Cet éloignement de ses racines,
que sa formation en vue du sacerdoce rendait pourtant nécessaire, sera
pour lui un véritable déchirement même s'il aimait évoquer les moments
forts vécu à Besançon et à la maîtrise en particulier. A Besançon, Gustave
a connu le bonheur d'un épanouissement intellectuel certain, la rencontre
de camarades qu'il a appréciés mais il a aussi souffert, sans pouvoir ou
oser le dire, de la faim. Quand arrivait le temps des vacances scolaires,
il retrouvait les siens avec plaisir et ne ménageait pas sa peine pour
participer à tous les travaux de la ferme. Ses frères et sœurs se
souviennent, encore aujourd'hui, de son entrain, de sa bonne humeur et de
sa patience envers les plus jeunes d'entre eux.
La guerre constitua une épreuve à
tous les sens du terme. Avec son frère aîné, engagé dans la résistance, il
fut amené à poser certains actes qui lui valurent l'attribution de la
croix de la résistance belge et la médaille commémorative belge de la
guerre 1939-1945 ainsi que la reconnaissance par l'état français de son
état de combattant.
Après la guerre, il quitte le
séminaire et vient travailler, avec son frère aîné, à Nancy où il
rencontre sa future épouse, Odette Mochel, qu'il épouse le 11 avril 1953.

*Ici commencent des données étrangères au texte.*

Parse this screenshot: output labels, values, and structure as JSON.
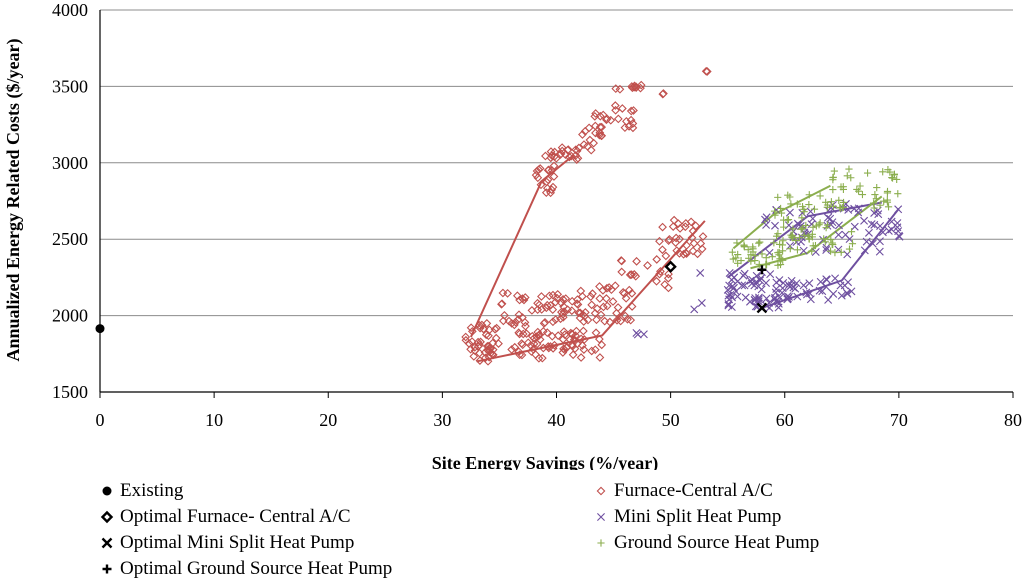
{
  "chart_data": {
    "type": "scatter",
    "title": "",
    "xlabel": "Site Energy Savings (%/year)",
    "ylabel": "Annualized Energy Related Costs ($/year)",
    "xlim": [
      0,
      80
    ],
    "ylim": [
      1500,
      4000
    ],
    "xticks": [
      0,
      10,
      20,
      30,
      40,
      50,
      60,
      70,
      80
    ],
    "yticks": [
      1500,
      2000,
      2500,
      3000,
      3500,
      4000
    ],
    "grid": "horizontal",
    "legend_position": "bottom",
    "series": [
      {
        "name": "Existing",
        "marker": "filled-circle",
        "color": "#000000",
        "points": [
          [
            0,
            1915
          ]
        ]
      },
      {
        "name": "Furnace-Central A/C",
        "marker": "open-diamond",
        "color": "#C0504D",
        "clusters": [
          {
            "x": [
              32,
              35
            ],
            "y": [
              1700,
              1950
            ],
            "n": 45
          },
          {
            "x": [
              36,
              44
            ],
            "y": [
              1720,
              1900
            ],
            "n": 70
          },
          {
            "x": [
              35,
              42
            ],
            "y": [
              1930,
              2150
            ],
            "n": 55
          },
          {
            "x": [
              42,
              47
            ],
            "y": [
              1950,
              2200
            ],
            "n": 40
          },
          {
            "x": [
              45,
              50
            ],
            "y": [
              2150,
              2400
            ],
            "n": 20
          },
          {
            "x": [
              49,
              53
            ],
            "y": [
              2400,
              2630
            ],
            "n": 30
          },
          {
            "x": [
              38,
              40
            ],
            "y": [
              2800,
              2980
            ],
            "n": 18
          },
          {
            "x": [
              39,
              42
            ],
            "y": [
              3020,
              3100
            ],
            "n": 22
          },
          {
            "x": [
              42,
              44
            ],
            "y": [
              3050,
              3250
            ],
            "n": 15
          },
          {
            "x": [
              43,
              47
            ],
            "y": [
              3220,
              3380
            ],
            "n": 20
          },
          {
            "x": [
              45,
              47.5
            ],
            "y": [
              3480,
              3520
            ],
            "n": 10
          },
          {
            "x": [
              48,
              49.5
            ],
            "y": [
              3420,
              3460
            ],
            "n": 2
          },
          {
            "x": [
              52.8,
              53.4
            ],
            "y": [
              3590,
              3600
            ],
            "n": 2
          }
        ],
        "frontier": [
          [
            32.5,
            1860
          ],
          [
            38.7,
            2880
          ],
          [
            41.5,
            3050
          ]
        ],
        "frontier2": [
          [
            33,
            1700
          ],
          [
            44,
            1870
          ],
          [
            53,
            2620
          ]
        ]
      },
      {
        "name": "Optimal Furnace- Central A/C",
        "marker": "open-diamond-bold",
        "color": "#000000",
        "points": [
          [
            50,
            2320
          ]
        ]
      },
      {
        "name": "Mini Split Heat Pump",
        "marker": "x",
        "color": "#6E4FA0",
        "clusters": [
          {
            "x": [
              55,
              60
            ],
            "y": [
              2050,
              2300
            ],
            "n": 60
          },
          {
            "x": [
              59,
              66
            ],
            "y": [
              2100,
              2250
            ],
            "n": 40
          },
          {
            "x": [
              58,
              64
            ],
            "y": [
              2400,
              2700
            ],
            "n": 35
          },
          {
            "x": [
              64,
              70.5
            ],
            "y": [
              2400,
              2750
            ],
            "n": 40
          },
          {
            "x": [
              47,
              48.5
            ],
            "y": [
              1850,
              1920
            ],
            "n": 3
          },
          {
            "x": [
              52,
              53
            ],
            "y": [
              2000,
              2290
            ],
            "n": 3
          }
        ],
        "frontier": [
          [
            55,
            2250
          ],
          [
            62,
            2650
          ],
          [
            68.5,
            2740
          ]
        ],
        "frontier2": [
          [
            58,
            2050
          ],
          [
            65,
            2230
          ],
          [
            70,
            2700
          ]
        ]
      },
      {
        "name": "Optimal Mini Split Heat Pump",
        "marker": "x-bold",
        "color": "#000000",
        "points": [
          [
            58,
            2050
          ]
        ]
      },
      {
        "name": "Ground Source Heat Pump",
        "marker": "plus",
        "color": "#8BAE4E",
        "clusters": [
          {
            "x": [
              55,
              60
            ],
            "y": [
              2320,
              2500
            ],
            "n": 40
          },
          {
            "x": [
              59,
              64
            ],
            "y": [
              2500,
              2800
            ],
            "n": 40
          },
          {
            "x": [
              64,
              70
            ],
            "y": [
              2700,
              2960
            ],
            "n": 45
          },
          {
            "x": [
              60,
              66
            ],
            "y": [
              2400,
              2600
            ],
            "n": 25
          }
        ],
        "frontier": [
          [
            55.5,
            2440
          ],
          [
            59,
            2660
          ],
          [
            64,
            2850
          ]
        ],
        "frontier2": [
          [
            57,
            2310
          ],
          [
            62,
            2410
          ],
          [
            68.5,
            2780
          ]
        ]
      },
      {
        "name": "Optimal Ground Source Heat Pump",
        "marker": "plus-bold",
        "color": "#000000",
        "points": [
          [
            58,
            2300
          ]
        ]
      }
    ]
  },
  "legend": {
    "left": [
      {
        "label": "Existing",
        "marker": "filled-circle",
        "color": "#000000"
      },
      {
        "label": "Optimal Furnace- Central A/C",
        "marker": "open-diamond-bold",
        "color": "#000000"
      },
      {
        "label": "Optimal Mini Split Heat Pump",
        "marker": "x-bold",
        "color": "#000000"
      },
      {
        "label": "Optimal Ground Source Heat Pump",
        "marker": "plus-bold",
        "color": "#000000"
      }
    ],
    "right": [
      {
        "label": "Furnace-Central A/C",
        "marker": "open-diamond",
        "color": "#C0504D"
      },
      {
        "label": "Mini Split Heat Pump",
        "marker": "x",
        "color": "#6E4FA0"
      },
      {
        "label": "Ground Source Heat Pump",
        "marker": "plus",
        "color": "#8BAE4E"
      }
    ]
  }
}
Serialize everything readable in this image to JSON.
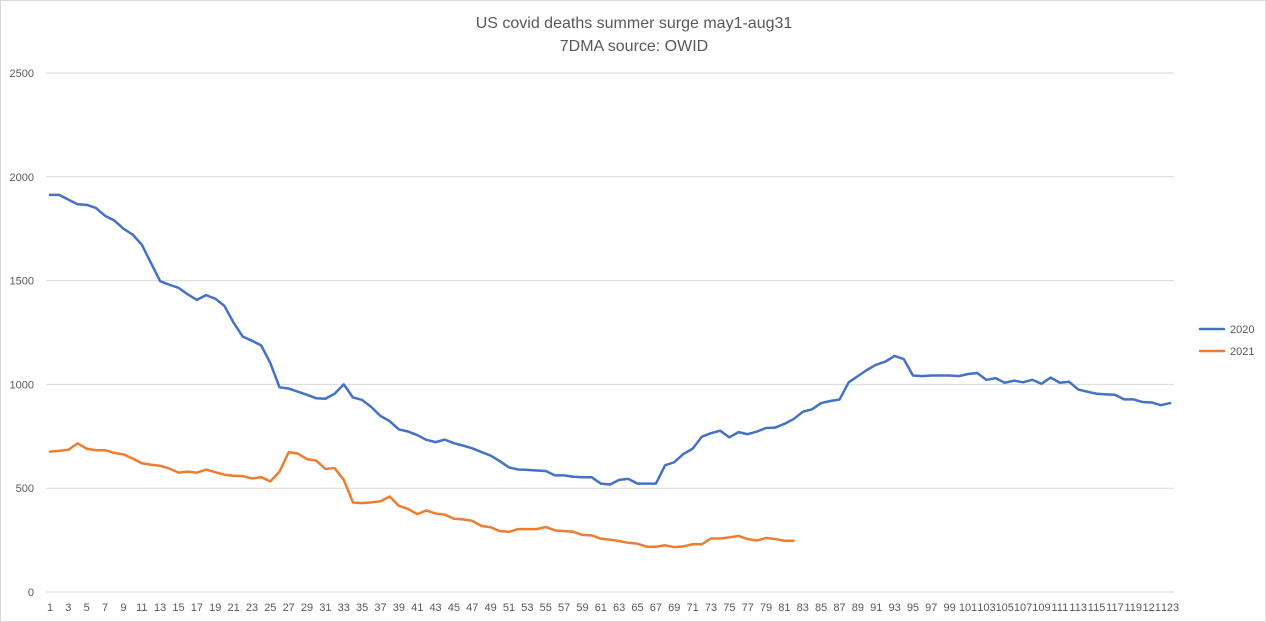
{
  "chart_data": {
    "type": "line",
    "title": "US covid deaths summer surge may1-aug31",
    "subtitle": "7DMA source: OWID",
    "xlabel": "",
    "ylabel": "",
    "ylim": [
      0,
      2500
    ],
    "yticks": [
      0,
      500,
      1000,
      1500,
      2000,
      2500
    ],
    "xlim": [
      1,
      123
    ],
    "grid": true,
    "legend": "right",
    "series": [
      {
        "name": "2020",
        "color": "#4472C4",
        "values": [
          1913,
          1913,
          1890,
          1868,
          1865,
          1850,
          1812,
          1790,
          1750,
          1722,
          1673,
          1585,
          1497,
          1480,
          1465,
          1434,
          1407,
          1430,
          1413,
          1378,
          1297,
          1230,
          1210,
          1188,
          1103,
          986,
          980,
          965,
          950,
          933,
          931,
          955,
          1000,
          937,
          925,
          891,
          848,
          823,
          783,
          773,
          756,
          733,
          722,
          734,
          717,
          705,
          692,
          674,
          657,
          630,
          600,
          590,
          588,
          585,
          583,
          562,
          562,
          555,
          553,
          553,
          522,
          518,
          540,
          545,
          522,
          522,
          522,
          610,
          625,
          665,
          690,
          748,
          765,
          777,
          745,
          770,
          760,
          773,
          790,
          792,
          810,
          833,
          868,
          880,
          910,
          920,
          927,
          1010,
          1040,
          1070,
          1095,
          1110,
          1137,
          1122,
          1043,
          1040,
          1043,
          1043,
          1043,
          1040,
          1050,
          1055,
          1022,
          1030,
          1008,
          1018,
          1010,
          1022,
          1003,
          1033,
          1008,
          1013,
          975,
          965,
          955,
          952,
          950,
          928,
          928,
          915,
          913,
          900,
          910
        ]
      },
      {
        "name": "2021",
        "color": "#ED7D31",
        "values": [
          676,
          680,
          685,
          716,
          690,
          683,
          683,
          670,
          663,
          643,
          620,
          613,
          608,
          595,
          575,
          580,
          575,
          590,
          577,
          565,
          560,
          558,
          547,
          553,
          533,
          580,
          673,
          667,
          640,
          633,
          593,
          597,
          540,
          431,
          428,
          432,
          437,
          460,
          415,
          400,
          375,
          393,
          378,
          373,
          353,
          350,
          343,
          318,
          312,
          293,
          290,
          303,
          303,
          303,
          313,
          297,
          293,
          290,
          275,
          273,
          257,
          252,
          245,
          237,
          233,
          218,
          218,
          225,
          216,
          220,
          230,
          230,
          258,
          258,
          263,
          270,
          255,
          248,
          260,
          255,
          247,
          247
        ]
      }
    ],
    "x_tick_labels": [
      "1",
      "3",
      "5",
      "7",
      "9",
      "11",
      "13",
      "15",
      "17",
      "19",
      "21",
      "23",
      "25",
      "27",
      "29",
      "31",
      "33",
      "35",
      "37",
      "39",
      "41",
      "43",
      "45",
      "47",
      "49",
      "51",
      "53",
      "55",
      "57",
      "59",
      "61",
      "63",
      "65",
      "67",
      "69",
      "71",
      "73",
      "75",
      "77",
      "79",
      "81",
      "83",
      "85",
      "87",
      "89",
      "91",
      "93",
      "95",
      "97",
      "99",
      "101",
      "103",
      "105",
      "107",
      "109",
      "111",
      "113",
      "115",
      "117",
      "119",
      "121",
      "123"
    ]
  }
}
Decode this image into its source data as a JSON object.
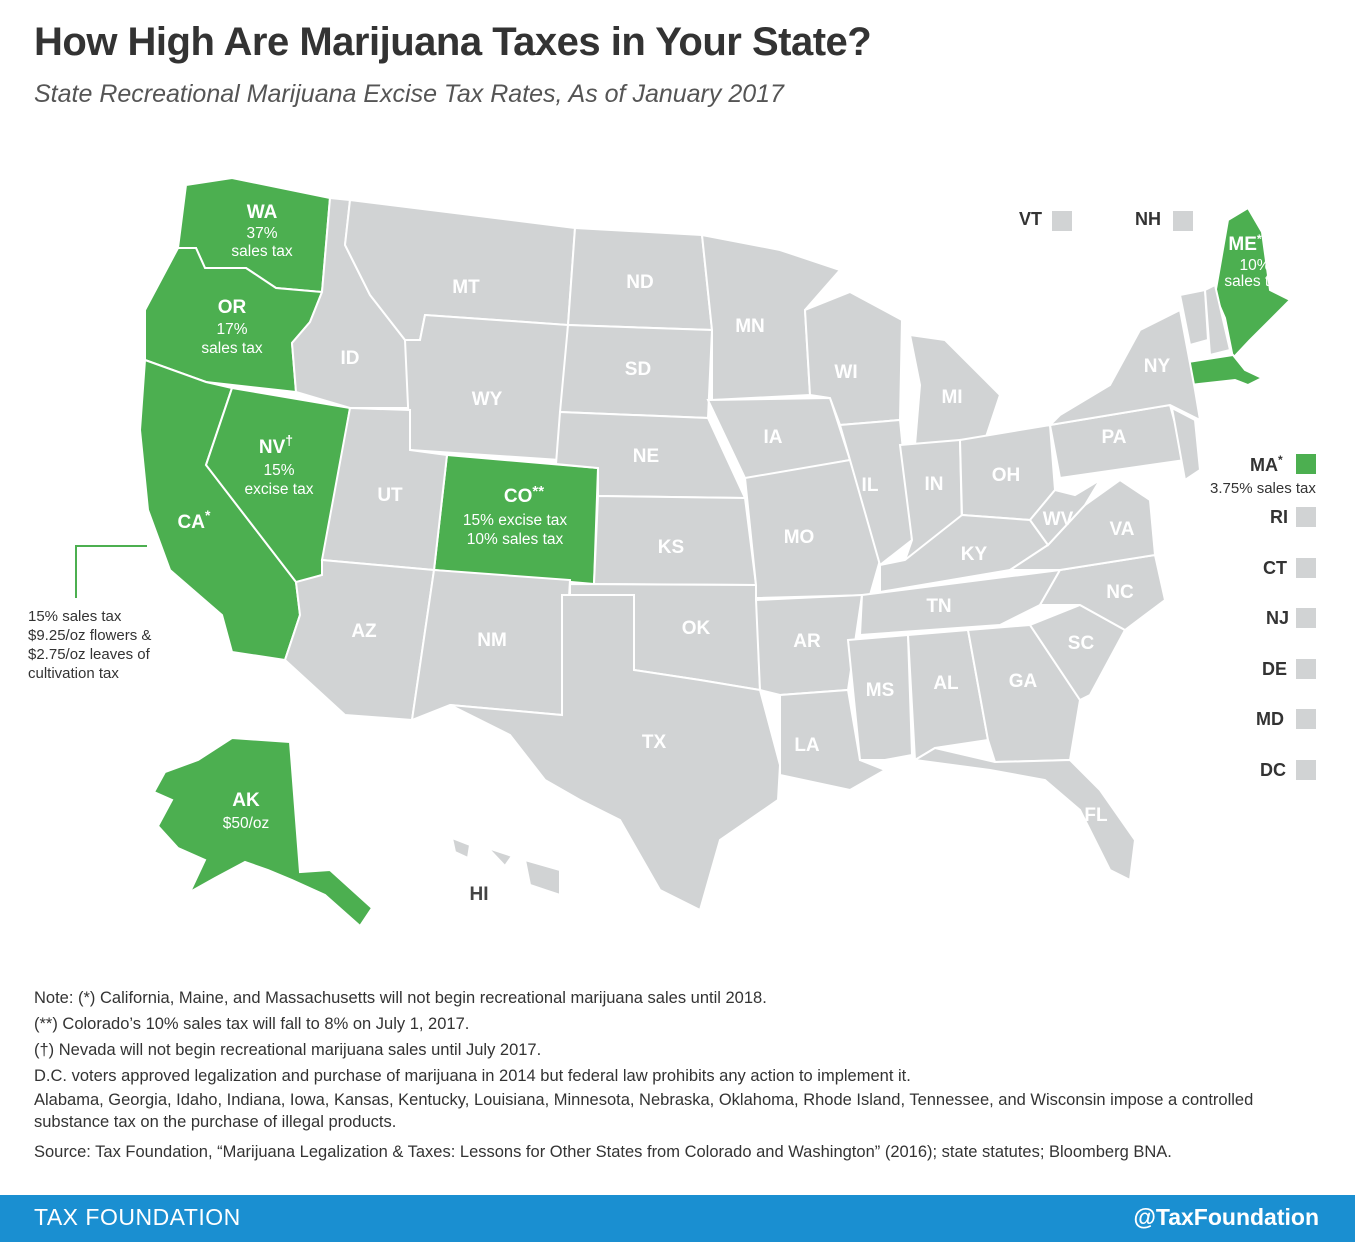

De cette union, naîtront trois enfants : Jacques, Serge et Patrice. Il
aura la joie de voir l'un de ses fils devenir prêtre et de voir naître
quatre petits enfants dans les foyers de ses deux autres garçons. Il se
montrera un époux attentionné, un père accueillant dont le calme et la
pondération ne cachaient toutefois pas une très grande
sensibilité.
Gustave n'oublie pas ses origines
et revient, chaque année, au mois d'août, dans le Jura avec sa famille. A
Nancy, il travaillera, durant de nombreuses années, à la Caisse Mutualiste
dentaire de Meurthe et Moselle avant de devenir gérant de tutelle,
fonction dans laquelle il put donner toute sa mesure d'attention à l'autre
et d'écoute des personnes atteintes dans leur intégrité physique et
psychique.
Admis à la retraite à l'âge de
soixante ans, il partage son temps entre la lecture, les voyages en
Europe, en Israël et même aux U.S.A. A partir de 1990, il perd peu à peu
la faculté de se déplacer normalement avant que l'amputation indispensable
de la jambe droite, en 2001, l'oblige à rester constamment dans son
fauteuil roulant. Cette amputation constitua une épreuve dont il ne s'est
jamais véritablement remis malgré toute l'attention que lui portait son
entourage. En juin 2004, il doit accepter d'entrer en maison de retraite
avec son épouse. L'adaptation à ce nouveau mode de vie est difficile mais
bénéfique. Pourtant, ses forces ne cessent de décliner et, le 27 novembre
2005, au soir du premier dimanche de l'avent, Gustave Griffond nous
précède sur le chemin de la rencontre avec Celui dont il disait, quelques
temps avant sa mort : « Ce n'est pas nous qui allons vers lui, c'est Lui
qui vient vers nous ! »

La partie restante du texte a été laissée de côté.